Конец нового дома (Рассказы) - Воробьев Леонид Иванович (книги онлайн полностью .TXT) 📗
Дома он тоже не очень-то стремится заниматься делами по хозяйству. Пошлет жена накидать сена корове — пойдет, не пошлет — он и не подумает тронуться с места. И так во всем.
А лучше поставит Мишка самоварчик, посидит на корточках у светящегося в полутьме комнаты желтыми угольями подтопка, покурит в него. Любит поспать. Любит сходить в гости, попить пивка, только лучше к пожилой родне, где меньше вероятности, что его будут поддевать и разыгрывать.
Теперь Мишка подобрел.

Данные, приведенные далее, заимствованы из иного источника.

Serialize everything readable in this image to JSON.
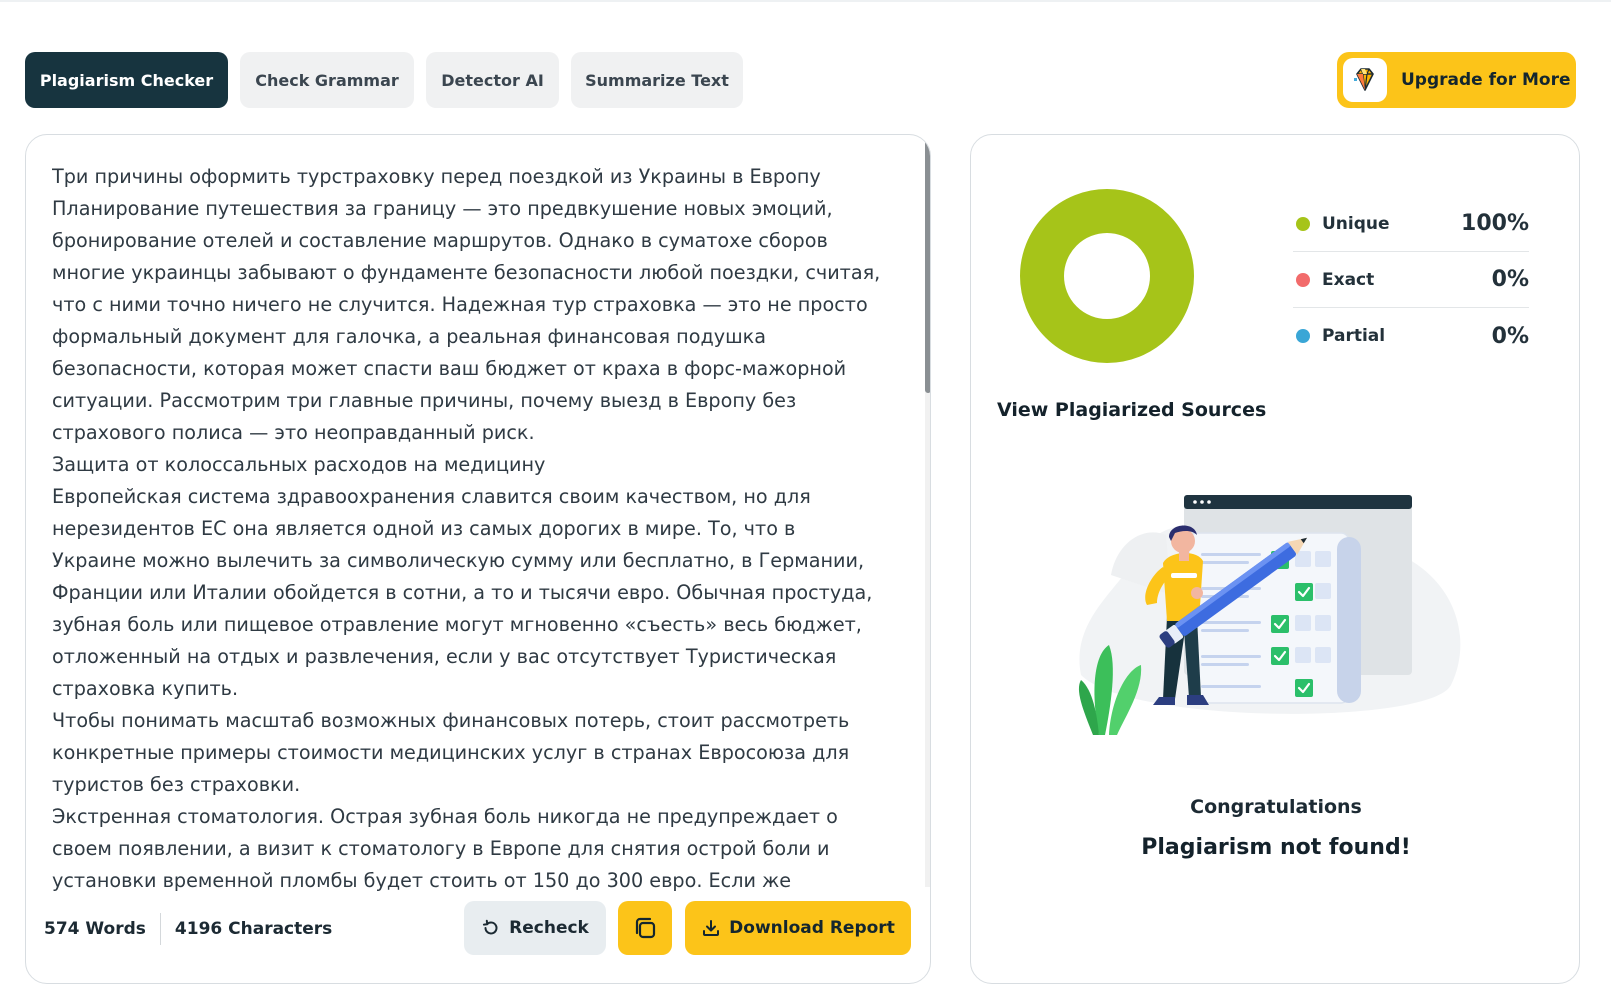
{
  "tabs": [
    {
      "label": "Plagiarism Checker",
      "active": true
    },
    {
      "label": "Check Grammar",
      "active": false
    },
    {
      "label": "Detector AI",
      "active": false
    },
    {
      "label": "Summarize Text",
      "active": false
    }
  ],
  "upgrade": {
    "label": "Upgrade for More",
    "icon": "diamond-icon"
  },
  "editor": {
    "text": "Три причины оформить турстраховку перед поездкой из Украины в Европу\nПланирование путешествия за границу — это предвкушение новых эмоций, бронирование отелей и составление маршрутов. Однако в суматохе сборов многие украинцы забывают о фундаменте безопасности любой поездки, считая, что с ними точно ничего не случится. Надежная тур страховка — это не просто формальный документ для галочка, а реальная финансовая подушка безопасности, которая может спасти ваш бюджет от краха в форс-мажорной ситуации. Рассмотрим три главные причины, почему выезд в Европу без страхового полиса — это неоправданный риск.\nЗащита от колоссальных расходов на медицину\nЕвропейская система здравоохранения славится своим качеством, но для нерезидентов ЕС она является одной из самых дорогих в мире. То, что в Украине можно вылечить за символическую сумму или бесплатно, в Германии, Франции или Италии обойдется в сотни, а то и тысячи евро. Обычная простуда, зубная боль или пищевое отравление могут мгновенно «съесть» весь бюджет, отложенный на отдых и развлечения, если у вас отсутствует Туристическая страховка купить.\nЧтобы понимать масштаб возможных финансовых потерь, стоит рассмотреть конкретные примеры стоимости медицинских услуг в странах Евросоюза для туристов без страховки.\nЭкстренная стоматология. Острая зубная боль никогда не предупреждает о своем появлении, а визит к стоматологу в Европе для снятия острой боли и установки временной пломбы будет стоить от 150 до 300 евро. Если же"
  },
  "stats": {
    "words": "574 Words",
    "characters": "4196 Characters"
  },
  "actions": {
    "recheck": "Recheck",
    "download": "Download Report"
  },
  "results": {
    "legend": [
      {
        "label": "Unique",
        "value": "100%",
        "color": "#a6c419"
      },
      {
        "label": "Exact",
        "value": "0%",
        "color": "#f26b6b"
      },
      {
        "label": "Partial",
        "value": "0%",
        "color": "#3aa6d6"
      }
    ],
    "unique_fraction": 1.0,
    "view_sources": "View Plagiarized Sources",
    "congrats": "Congratulations",
    "not_found": "Plagiarism not found!"
  }
}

Загар сошел с него, лицо белеет, круглеет. Походочка у него теперь плавная, неторопливая.
Частенько Мишка сидит на лавке у окна под (поставленной на маленькую полочку коробкой репродуктора-динамика. Односельчане идут мимо его дома, хрустят валенками по дороге, до блеска затертой полозьями тракторных саней, видят за переплетами слепеньких рам Мишкину голову, шею и говорят друг другу:
— Ишь, лох какой! Бока-те наел.
И так идет все до следующего марта, до первой ночной капели.
НЕДОМЕТАННЫЙ СТОГ
Вышли, как и вчера, и позавчера, как и неделю назад, с восходом. Надо было не упускать хорошую погоду. Сегодня предстояло копны растрясти, поворочать раз, сносить их и дометать стог. Полстога — оденок, как тут называют, — было заметано вчера и завершено, и прикрыто немного: на случай дождя.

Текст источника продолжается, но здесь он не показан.